In fact, under these circumstances, there are an infinite number of solutions to the standard statistical estimation approaches. A simple analogy is to try to find a unique solution to the equations m+n = 0. If batch and species are not confounded then we are able to tease apart differences just as if we were given another equation: m+n=0; m-n=2. You can learn more about this in this linear models course.
Note that the above derivation apply to each gene affected by the batch effect. In practice we commonly see hundreds of genes affected. As a consequence, when we compute distances between two samples from different species we may see large differences even where there is no species effect. This is because the bY - bX differences for each gene are squared and added up.
In summary, if you completely confound your variable of interest, in this case species, with a batch effect, you will not be able to estimate the effect of either. In fact, in a 2010 Nature Genetics Review about batch effects we warned about "cases in which batch effects are confounded with an outcome of interest and result in misleading biological or clinical conclusions". We also warned that none of the existing solutions for batch effects (Combat, SVA, RUV, etc...) can save you from a situation with perfect confounding. Because we can't always predict what will introduce unwanted variability, we recommend randomization as an experimental design approach.
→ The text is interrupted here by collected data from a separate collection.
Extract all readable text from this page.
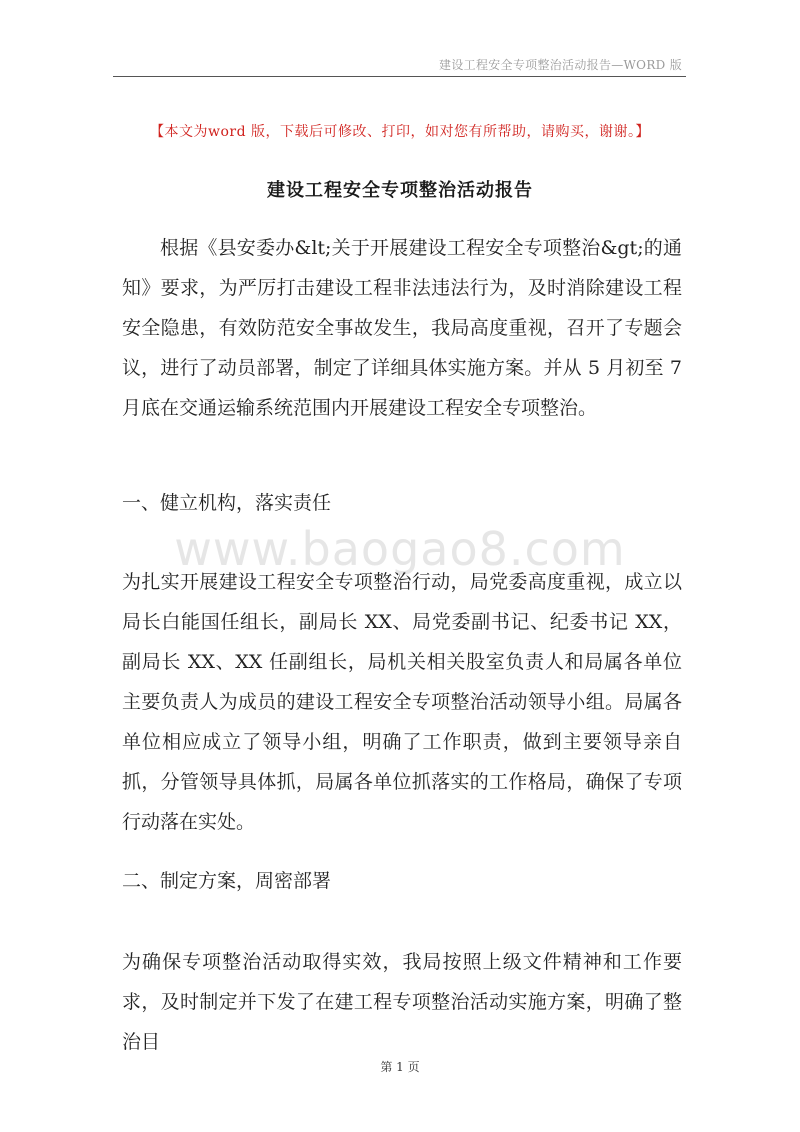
建设工程安全专项整治活动报告—WORD 版
【本文为word 版，下载后可修改、打印，如对您有所帮助，请购买，谢谢。】
建设工程安全专项整治活动报告
www.baogao8.com
根据《县安委办&lt;关于开展建设工程安全专项整治&gt;的通知》要求，为严厉打击建设工程非法违法行为，及时消除建设工程安全隐患，有效防范安全事故发生，我局高度重视，召开了专题会议，进行了动员部署，制定了详细具体实施方案。并从 5 月初至 7 月底在交通运输系统范围内开展建设工程安全专项整治。
一、健立机构，落实责任
为扎实开展建设工程安全专项整治行动，局党委高度重视，成立以局长白能国任组长，副局长 XX、局党委副书记、纪委书记 XX，副局长 XX、XX 任副组长，局机关相关股室负责人和局属各单位主要负责人为成员的建设工程安全专项整治活动领导小组。局属各单位相应成立了领导小组，明确了工作职责，做到主要领导亲自抓，分管领导具体抓，局属各单位抓落实的工作格局，确保了专项行动落在实处。
二、制定方案，周密部署
为确保专项整治活动取得实效，我局按照上级文件精神和工作要求，及时制定并下发了在建工程专项整治活动实施方案，明确了整治目
第 1 页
Almost a decade later after the OMICS paper was published, the same surprising conclusion was reached in this PNAS paper: "tissues appear more similar to one another within the same species than to the comparable organs of other species". This time RNAseq was used for both species and therefore the different platform issue was not considered*. Therefore, the authors implicitly assumed that (bY - bX)=0. However, in a recent F1000 Research publication Gilad and Mizrahi-Man describe describe an exercise in forensic bioinformatics that led them to discover that mice and human samples were run in different lanes or different instruments. The confounding was near perfect (see Figure 1). As pointed out by these authors, with this experimental design we can't simply accept that (bY - bX)=0, which implies that we can't estimate a species effect. Gilad and Mizrahi-Man then apply a linear model (ComBat) to account for the batch/species effect and find that samples cluster almost perfectly by tissue. However, Gilad and Mizrahi-Man correctly note that, due to the confounding, if there is in fact a species effect, this approach will remove it along with the batch effect. Unfortunately, due to the experimental design it will be hard or impossible to determine if it's batch or if it's species. More data and more analyses are needed.
Confounded designs ruin experiments. Current batch effect removal methods will not save you. If you are designing a large genomics experiments, learn about randomization.
* The fact that RNAseq was used does not necessarily mean there is no platform effect. The species have different genomes, with different sequences and thus can lead to different biases during experimental protocols.
Update: Shin Lin has repeated a small version of the experiment described in the PNAS paper. The new experimental design does not confound lane/instrument with species. The new data confirms their original results pointing to the fact that lane/instrument do not explain the clustering by species. You can see his response in the comments here.